In der zweiten Einzelserie musste Mark seinem Gegner gratulieren, damit oben 1:1, in der Mitte holten wir wieder 2:0. Das untere Paarkreuz konnte den Sack also zumachen. Mirco verlor gegen eben diesen sehr undankbaren Spieler. Peter spielte all seine Routine aus, und ließ dem Brettchen- Onkel keine Chance. 9:6 für uns, zweiter Tabellenplatz gefestigt.

Das anschließende, obligatorische Bankett fand im Schweinske Langenhorn statt.

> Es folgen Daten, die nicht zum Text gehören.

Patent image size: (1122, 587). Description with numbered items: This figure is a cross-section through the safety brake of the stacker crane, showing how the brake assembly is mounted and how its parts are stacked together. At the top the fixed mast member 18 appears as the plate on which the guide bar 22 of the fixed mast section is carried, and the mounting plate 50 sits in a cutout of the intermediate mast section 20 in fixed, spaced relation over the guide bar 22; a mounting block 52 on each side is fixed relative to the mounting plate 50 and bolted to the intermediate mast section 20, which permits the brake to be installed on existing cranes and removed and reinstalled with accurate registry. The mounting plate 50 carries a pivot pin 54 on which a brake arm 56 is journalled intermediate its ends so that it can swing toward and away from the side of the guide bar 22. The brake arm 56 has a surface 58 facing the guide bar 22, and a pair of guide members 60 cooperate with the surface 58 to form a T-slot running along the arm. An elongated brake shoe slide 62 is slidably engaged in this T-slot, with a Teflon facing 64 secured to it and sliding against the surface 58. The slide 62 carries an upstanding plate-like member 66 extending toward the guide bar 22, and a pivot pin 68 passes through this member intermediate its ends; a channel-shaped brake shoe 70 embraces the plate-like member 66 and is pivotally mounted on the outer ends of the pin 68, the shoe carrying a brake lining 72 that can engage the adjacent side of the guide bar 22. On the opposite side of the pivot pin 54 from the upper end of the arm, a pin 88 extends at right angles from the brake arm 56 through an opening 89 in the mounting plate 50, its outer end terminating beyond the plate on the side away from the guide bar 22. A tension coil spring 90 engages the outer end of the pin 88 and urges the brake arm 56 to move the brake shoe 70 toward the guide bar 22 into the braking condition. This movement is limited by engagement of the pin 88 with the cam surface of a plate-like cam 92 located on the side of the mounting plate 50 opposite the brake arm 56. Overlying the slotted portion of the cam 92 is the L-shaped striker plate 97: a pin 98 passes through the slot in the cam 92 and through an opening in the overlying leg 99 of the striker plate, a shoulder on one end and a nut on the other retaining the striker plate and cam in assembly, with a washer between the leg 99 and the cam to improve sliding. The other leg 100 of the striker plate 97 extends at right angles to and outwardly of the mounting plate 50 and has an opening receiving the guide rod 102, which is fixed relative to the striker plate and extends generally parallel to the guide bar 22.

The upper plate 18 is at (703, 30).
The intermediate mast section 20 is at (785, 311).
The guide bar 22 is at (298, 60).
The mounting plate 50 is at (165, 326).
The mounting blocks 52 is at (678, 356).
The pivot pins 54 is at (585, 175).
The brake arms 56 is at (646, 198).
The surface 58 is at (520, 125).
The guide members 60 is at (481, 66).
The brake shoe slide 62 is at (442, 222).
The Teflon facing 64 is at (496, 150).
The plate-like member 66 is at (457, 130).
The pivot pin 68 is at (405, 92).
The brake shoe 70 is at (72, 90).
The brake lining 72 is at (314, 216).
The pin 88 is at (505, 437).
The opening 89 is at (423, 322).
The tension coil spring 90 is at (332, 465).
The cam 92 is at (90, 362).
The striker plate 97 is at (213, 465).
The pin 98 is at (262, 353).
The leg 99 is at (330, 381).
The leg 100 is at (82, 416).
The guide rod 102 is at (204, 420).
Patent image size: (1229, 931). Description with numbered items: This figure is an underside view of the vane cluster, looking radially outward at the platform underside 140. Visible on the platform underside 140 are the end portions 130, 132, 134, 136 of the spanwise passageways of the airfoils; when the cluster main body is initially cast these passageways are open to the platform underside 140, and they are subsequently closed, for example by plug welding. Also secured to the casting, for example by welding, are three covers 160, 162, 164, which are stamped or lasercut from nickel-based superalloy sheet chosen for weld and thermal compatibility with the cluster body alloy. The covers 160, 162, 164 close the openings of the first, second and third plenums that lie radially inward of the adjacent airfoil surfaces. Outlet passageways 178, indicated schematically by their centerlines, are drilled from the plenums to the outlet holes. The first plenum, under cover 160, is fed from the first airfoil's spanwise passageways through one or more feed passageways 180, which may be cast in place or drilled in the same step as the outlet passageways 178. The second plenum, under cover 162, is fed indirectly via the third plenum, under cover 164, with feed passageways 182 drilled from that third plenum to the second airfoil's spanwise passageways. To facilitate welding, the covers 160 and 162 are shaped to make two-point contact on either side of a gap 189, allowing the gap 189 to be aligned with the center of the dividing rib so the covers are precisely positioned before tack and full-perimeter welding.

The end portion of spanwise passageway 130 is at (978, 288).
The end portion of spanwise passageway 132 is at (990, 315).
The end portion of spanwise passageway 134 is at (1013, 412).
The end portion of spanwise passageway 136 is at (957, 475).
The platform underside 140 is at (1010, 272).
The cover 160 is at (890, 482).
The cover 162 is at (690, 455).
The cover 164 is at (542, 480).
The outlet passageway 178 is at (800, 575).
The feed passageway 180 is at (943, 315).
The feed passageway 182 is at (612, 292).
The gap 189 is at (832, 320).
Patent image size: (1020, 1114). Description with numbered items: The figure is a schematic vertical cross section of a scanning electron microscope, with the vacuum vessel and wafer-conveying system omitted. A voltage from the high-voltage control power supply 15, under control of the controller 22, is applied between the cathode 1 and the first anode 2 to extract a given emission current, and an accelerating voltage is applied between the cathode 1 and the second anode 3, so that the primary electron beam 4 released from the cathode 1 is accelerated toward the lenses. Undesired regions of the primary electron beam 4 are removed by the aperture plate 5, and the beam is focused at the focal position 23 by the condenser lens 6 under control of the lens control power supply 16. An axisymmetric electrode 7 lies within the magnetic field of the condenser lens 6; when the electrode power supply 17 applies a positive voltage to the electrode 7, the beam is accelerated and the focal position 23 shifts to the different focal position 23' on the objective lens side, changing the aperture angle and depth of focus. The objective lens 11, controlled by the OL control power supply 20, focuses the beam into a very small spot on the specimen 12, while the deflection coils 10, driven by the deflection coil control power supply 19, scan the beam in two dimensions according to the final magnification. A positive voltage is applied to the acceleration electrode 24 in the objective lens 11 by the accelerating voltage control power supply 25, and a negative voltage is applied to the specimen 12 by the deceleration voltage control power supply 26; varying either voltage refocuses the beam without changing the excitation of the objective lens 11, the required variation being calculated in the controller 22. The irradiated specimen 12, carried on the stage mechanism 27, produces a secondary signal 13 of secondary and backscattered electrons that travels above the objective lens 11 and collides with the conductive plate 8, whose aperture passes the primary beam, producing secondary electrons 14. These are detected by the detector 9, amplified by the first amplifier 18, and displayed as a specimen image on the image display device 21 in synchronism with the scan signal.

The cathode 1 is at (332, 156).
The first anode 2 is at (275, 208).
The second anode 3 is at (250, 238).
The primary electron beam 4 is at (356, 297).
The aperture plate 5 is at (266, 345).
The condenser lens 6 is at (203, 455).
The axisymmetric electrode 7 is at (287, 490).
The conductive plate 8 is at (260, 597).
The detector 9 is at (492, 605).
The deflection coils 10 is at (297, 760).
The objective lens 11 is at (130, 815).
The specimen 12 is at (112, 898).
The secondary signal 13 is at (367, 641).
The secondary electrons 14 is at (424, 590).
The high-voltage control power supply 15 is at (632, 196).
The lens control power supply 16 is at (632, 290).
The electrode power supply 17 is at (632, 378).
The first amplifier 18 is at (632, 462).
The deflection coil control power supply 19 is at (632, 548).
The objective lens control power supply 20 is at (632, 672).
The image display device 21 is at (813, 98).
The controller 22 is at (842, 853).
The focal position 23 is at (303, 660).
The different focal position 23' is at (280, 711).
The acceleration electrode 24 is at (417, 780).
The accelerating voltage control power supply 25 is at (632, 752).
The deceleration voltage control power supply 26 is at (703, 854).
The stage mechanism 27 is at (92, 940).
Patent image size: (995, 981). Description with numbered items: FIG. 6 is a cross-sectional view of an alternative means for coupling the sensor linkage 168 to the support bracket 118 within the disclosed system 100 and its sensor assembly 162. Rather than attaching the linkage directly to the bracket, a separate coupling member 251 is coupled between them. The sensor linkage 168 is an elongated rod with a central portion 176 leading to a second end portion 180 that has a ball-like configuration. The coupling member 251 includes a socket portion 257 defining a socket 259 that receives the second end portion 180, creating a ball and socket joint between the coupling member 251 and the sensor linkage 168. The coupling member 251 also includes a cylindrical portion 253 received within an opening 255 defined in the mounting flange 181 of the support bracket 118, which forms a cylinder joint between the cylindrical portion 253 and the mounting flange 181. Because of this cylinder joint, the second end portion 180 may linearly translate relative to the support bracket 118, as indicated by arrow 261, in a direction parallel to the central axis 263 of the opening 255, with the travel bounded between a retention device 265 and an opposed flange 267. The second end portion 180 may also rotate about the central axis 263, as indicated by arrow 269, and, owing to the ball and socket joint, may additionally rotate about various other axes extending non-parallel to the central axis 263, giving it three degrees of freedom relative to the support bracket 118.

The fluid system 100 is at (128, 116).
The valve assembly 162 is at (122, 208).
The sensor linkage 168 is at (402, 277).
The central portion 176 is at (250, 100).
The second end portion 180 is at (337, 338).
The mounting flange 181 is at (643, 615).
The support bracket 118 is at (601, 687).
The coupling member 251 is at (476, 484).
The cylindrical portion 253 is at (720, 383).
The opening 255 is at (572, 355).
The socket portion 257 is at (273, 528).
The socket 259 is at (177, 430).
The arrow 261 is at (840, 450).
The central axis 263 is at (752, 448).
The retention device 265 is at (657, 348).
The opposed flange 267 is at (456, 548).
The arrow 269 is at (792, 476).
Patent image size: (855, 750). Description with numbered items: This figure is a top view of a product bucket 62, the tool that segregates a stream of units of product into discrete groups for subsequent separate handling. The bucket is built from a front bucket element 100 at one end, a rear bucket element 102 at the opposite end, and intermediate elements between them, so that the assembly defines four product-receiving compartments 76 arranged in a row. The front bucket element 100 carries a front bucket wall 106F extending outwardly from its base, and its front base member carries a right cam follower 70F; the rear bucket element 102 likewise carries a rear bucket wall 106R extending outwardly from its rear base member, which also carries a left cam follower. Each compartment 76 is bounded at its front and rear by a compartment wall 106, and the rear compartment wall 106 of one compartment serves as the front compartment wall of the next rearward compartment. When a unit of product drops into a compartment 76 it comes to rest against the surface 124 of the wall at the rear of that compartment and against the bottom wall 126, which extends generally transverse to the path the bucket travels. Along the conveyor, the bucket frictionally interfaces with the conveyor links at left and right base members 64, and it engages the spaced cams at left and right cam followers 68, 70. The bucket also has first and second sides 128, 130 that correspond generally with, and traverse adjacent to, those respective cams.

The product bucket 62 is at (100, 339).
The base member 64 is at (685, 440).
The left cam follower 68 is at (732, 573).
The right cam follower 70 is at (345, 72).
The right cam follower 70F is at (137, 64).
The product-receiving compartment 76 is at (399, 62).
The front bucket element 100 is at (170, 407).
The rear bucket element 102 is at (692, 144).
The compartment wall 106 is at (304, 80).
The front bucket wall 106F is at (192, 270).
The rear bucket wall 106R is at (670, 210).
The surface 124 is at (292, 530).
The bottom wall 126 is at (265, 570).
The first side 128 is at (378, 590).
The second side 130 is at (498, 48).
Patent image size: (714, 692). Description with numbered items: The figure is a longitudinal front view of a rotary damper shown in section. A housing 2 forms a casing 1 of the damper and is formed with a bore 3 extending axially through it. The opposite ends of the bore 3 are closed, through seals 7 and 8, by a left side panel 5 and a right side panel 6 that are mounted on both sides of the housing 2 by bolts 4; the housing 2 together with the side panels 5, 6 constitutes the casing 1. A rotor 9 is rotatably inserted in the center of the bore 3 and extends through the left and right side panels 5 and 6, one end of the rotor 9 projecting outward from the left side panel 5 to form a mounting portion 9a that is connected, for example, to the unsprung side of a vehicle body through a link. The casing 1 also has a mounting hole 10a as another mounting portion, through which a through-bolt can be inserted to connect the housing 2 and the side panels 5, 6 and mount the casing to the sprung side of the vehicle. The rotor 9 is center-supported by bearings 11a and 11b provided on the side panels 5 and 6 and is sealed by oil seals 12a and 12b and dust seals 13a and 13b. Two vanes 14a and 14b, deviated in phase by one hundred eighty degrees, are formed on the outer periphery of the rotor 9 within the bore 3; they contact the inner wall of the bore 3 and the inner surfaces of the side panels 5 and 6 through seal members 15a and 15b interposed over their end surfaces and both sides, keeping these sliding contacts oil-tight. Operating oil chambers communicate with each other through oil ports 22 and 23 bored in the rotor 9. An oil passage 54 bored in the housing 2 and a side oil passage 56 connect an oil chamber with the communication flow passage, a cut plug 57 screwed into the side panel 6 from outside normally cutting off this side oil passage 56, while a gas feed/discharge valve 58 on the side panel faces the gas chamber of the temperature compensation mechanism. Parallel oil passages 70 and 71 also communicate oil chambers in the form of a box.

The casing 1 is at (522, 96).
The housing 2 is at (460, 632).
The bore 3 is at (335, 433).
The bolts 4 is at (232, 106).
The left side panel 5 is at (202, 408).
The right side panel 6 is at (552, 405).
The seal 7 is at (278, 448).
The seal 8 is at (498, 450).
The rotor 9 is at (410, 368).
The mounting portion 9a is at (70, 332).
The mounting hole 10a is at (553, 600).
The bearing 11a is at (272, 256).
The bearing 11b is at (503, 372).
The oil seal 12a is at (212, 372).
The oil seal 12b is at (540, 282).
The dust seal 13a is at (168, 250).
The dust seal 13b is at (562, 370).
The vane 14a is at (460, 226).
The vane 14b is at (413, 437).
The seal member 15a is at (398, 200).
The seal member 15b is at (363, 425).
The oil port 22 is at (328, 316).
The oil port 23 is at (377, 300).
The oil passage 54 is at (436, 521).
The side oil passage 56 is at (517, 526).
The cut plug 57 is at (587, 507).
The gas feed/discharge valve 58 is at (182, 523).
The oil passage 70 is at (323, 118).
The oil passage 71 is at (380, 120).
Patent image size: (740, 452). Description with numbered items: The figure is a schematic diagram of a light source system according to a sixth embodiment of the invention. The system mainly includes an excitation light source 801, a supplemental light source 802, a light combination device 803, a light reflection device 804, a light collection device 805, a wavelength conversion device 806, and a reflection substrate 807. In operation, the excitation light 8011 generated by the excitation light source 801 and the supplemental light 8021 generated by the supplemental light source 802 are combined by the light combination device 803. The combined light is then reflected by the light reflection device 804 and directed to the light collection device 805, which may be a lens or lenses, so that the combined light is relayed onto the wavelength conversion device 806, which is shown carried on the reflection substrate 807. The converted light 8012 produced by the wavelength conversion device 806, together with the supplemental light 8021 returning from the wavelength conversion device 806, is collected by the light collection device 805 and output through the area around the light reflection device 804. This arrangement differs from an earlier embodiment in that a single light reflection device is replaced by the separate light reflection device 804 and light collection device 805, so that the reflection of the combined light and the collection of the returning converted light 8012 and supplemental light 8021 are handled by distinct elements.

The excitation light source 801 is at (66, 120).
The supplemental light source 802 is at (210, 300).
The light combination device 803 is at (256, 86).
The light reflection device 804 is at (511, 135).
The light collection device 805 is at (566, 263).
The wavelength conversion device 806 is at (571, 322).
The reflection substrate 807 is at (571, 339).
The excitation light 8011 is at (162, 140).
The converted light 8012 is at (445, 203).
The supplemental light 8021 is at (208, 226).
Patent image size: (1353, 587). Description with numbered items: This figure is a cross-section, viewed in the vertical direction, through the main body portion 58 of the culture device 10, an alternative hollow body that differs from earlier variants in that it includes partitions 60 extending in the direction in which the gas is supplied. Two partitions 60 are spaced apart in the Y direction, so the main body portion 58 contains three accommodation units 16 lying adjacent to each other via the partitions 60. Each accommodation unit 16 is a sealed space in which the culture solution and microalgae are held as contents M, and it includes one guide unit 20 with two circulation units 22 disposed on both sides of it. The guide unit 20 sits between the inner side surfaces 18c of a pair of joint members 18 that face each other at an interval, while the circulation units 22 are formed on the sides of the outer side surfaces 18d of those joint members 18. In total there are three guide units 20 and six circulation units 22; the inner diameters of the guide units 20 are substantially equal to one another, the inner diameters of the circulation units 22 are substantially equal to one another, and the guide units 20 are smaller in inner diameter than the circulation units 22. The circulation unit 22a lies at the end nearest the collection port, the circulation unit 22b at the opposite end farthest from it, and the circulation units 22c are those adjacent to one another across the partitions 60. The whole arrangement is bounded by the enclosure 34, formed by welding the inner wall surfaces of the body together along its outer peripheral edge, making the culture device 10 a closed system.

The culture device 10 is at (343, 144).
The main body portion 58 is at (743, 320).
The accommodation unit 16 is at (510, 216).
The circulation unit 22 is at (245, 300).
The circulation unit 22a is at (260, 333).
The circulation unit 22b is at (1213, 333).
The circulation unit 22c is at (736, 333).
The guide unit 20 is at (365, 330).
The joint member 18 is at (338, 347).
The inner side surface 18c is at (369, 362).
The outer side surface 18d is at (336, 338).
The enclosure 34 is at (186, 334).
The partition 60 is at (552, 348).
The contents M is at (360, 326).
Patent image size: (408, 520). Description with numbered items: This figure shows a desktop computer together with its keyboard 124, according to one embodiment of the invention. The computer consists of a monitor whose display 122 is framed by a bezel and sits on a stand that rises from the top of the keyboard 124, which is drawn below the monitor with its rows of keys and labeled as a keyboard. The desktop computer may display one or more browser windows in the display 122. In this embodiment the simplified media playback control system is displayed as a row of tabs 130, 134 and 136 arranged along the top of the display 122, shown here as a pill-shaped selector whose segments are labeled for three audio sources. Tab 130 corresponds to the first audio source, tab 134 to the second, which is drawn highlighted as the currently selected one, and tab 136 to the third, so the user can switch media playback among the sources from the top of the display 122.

Fazit des Abends: Wir wissen nicht, warum SCALA nur auf Rang 9 steht, das Spiel war ein ziemlich knappes Höschen. Darüber hinaus müssen wir die Mannschaft dringend aufstocken. Sollten wir zu einem Gegner mal mehr als 10 km fahren müssen, werden wir ca. 40 Spieler benötigen, um zu sechst aufzulaufen. Nächste Woche geht es zu Hause gegen eine überraschend erstarkte Mannschaft von DUWO.

 

 

 

4 Kommentare

  • tomkrause sagt:

    Hallo Claas. Schöner Bericht – und vor alem so zeitnah. Da können sich einige Teams aus höheren Sphären eine Scheibe abschneiden! Das mit dem Kampfnamen musst du aber noch einmal erklären. Wollt ihr auf Antrag absteigen? Erwartet ihr einen Asyl- Antrag von Felix und mir, damit wir in der nächsten Saison mal wieder angemessen unterklassig spielen?